Mohibur Rahman Manik (born 28 February 1962) is a Bangladesh Awami League politician and a former Jatiya Sangsad member representing the Sunamganj-5 constituency.

==Early life==
Manik was born on 28 February 1962. He has an LLB degree from the University of Dhaka.

==Career==
Manik was elected to parliament from Sunamgaj-5 in 1996. In his first year, he worked to establish a memorial in Banshtala, the headquarters of Liberation Sector Five, and renamed it to Hoqnagar (City of Hoque) after local freedom fighter Abdul Hoque.

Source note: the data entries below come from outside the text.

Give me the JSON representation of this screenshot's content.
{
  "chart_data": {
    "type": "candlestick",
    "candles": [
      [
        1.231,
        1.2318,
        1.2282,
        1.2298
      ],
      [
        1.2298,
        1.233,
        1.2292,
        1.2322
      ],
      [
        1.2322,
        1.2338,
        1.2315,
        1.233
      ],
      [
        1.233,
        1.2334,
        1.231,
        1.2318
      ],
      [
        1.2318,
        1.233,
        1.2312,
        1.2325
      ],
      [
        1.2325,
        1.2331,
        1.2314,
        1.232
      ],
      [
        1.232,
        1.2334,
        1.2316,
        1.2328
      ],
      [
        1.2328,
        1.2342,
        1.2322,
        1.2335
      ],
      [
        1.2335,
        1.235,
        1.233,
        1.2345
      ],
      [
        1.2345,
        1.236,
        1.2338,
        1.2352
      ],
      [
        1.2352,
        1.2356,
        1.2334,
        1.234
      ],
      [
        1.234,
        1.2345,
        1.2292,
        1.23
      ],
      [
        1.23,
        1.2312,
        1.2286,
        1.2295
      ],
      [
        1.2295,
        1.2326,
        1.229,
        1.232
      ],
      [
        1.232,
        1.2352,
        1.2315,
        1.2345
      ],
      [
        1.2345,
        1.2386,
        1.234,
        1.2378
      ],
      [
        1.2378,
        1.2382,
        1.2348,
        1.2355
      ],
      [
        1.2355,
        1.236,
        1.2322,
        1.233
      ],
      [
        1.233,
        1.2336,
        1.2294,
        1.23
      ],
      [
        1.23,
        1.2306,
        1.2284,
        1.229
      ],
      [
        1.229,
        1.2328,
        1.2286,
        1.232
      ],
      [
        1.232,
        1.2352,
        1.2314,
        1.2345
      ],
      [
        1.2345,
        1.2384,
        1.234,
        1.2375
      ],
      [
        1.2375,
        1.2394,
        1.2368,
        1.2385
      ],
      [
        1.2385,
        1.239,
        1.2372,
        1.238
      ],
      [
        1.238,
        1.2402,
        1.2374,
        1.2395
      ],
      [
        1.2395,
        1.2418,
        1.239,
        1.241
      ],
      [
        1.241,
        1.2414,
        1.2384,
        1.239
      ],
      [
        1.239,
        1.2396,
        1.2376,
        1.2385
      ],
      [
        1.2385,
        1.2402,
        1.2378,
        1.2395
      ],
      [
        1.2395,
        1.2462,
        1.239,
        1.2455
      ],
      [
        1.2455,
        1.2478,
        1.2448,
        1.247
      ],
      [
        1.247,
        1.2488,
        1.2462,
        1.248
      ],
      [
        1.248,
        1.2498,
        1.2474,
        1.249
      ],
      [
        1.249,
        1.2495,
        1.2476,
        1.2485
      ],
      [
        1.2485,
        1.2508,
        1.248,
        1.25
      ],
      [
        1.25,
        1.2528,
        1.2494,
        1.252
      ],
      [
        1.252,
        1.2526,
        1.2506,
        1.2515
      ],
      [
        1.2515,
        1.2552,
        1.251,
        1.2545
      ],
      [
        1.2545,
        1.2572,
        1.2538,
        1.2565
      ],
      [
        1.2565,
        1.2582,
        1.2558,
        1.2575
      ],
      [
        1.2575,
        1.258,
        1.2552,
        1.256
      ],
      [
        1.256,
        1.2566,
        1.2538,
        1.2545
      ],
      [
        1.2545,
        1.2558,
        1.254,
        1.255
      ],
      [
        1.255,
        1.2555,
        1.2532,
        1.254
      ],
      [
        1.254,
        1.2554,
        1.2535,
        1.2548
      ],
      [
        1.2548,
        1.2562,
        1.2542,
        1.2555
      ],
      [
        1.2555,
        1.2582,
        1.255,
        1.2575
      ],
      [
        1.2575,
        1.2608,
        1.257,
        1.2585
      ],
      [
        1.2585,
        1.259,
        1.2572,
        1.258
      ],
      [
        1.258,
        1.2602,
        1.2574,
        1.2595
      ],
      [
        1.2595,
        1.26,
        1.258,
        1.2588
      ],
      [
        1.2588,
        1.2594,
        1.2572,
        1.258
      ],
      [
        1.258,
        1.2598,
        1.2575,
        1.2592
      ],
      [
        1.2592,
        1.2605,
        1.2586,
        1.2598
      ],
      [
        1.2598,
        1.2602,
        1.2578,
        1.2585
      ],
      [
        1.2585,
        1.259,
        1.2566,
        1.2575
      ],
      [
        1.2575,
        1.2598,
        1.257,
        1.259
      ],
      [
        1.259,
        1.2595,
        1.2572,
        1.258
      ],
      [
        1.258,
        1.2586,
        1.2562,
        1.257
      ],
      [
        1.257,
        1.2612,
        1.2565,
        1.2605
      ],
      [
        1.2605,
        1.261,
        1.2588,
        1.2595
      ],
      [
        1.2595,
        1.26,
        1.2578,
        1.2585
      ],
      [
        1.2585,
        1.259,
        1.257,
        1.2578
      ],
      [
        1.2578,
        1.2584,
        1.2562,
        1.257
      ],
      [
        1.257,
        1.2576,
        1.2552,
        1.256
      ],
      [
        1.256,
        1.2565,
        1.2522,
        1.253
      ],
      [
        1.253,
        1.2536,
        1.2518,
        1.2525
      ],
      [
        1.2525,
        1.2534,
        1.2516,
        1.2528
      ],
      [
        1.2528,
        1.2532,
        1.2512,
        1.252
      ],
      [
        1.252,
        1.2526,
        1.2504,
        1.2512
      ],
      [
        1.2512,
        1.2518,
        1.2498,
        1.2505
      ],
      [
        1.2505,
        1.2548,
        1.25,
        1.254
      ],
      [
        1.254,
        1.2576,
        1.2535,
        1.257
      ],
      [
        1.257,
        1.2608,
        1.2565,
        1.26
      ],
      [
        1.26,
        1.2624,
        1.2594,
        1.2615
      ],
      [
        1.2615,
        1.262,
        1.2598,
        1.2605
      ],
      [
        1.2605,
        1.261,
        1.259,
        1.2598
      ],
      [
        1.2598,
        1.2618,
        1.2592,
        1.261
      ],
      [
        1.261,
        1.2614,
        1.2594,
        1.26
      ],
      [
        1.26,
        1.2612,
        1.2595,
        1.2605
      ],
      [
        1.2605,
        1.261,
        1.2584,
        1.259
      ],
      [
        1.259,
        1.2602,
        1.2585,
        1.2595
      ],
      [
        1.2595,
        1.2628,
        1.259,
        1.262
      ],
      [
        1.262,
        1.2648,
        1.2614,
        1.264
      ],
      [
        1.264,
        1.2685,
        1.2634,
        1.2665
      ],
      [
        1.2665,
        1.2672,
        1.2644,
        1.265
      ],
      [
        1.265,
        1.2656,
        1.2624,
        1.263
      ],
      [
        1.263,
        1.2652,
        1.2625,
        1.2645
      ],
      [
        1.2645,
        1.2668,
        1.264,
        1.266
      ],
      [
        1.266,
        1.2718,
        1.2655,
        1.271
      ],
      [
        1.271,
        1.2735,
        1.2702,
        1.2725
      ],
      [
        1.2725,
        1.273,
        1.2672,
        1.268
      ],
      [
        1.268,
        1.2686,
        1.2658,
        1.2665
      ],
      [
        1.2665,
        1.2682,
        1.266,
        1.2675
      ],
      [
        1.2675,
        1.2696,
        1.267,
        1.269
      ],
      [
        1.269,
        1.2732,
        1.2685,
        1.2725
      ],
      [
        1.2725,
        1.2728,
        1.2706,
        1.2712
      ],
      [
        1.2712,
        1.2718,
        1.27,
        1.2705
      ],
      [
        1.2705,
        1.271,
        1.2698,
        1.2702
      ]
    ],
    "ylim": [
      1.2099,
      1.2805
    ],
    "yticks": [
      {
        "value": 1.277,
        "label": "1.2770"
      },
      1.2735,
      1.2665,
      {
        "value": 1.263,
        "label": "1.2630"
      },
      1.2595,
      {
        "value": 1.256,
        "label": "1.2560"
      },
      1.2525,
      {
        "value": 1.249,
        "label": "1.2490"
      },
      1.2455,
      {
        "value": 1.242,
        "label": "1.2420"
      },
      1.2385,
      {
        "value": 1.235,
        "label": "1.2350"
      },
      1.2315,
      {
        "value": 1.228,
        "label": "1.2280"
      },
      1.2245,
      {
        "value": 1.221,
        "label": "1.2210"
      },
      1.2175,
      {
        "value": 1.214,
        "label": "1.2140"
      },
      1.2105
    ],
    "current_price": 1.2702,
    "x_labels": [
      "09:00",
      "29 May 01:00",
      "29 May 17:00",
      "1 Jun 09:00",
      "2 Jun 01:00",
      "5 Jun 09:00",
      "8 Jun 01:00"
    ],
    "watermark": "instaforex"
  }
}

His home in Sylhet was attacked with bombs on 15 March 1999. The bombs were thrown through the window and killed two of his relatives. He was not present at home during the attack. He is the former vice-president of Sunamganj District unit of Bangladesh Awami League.

Manik was elected to Parliament from Sunamganj-5 in 2008 and reelected on 5 January 2014 as a candidate of Bangladesh Awami League.

== Controversy ==
Manik was arrested from Bashundhara Residential Area by Rapid Action Battalion in October 2024 following the fall of the Sheikh Hasina led Awami League government.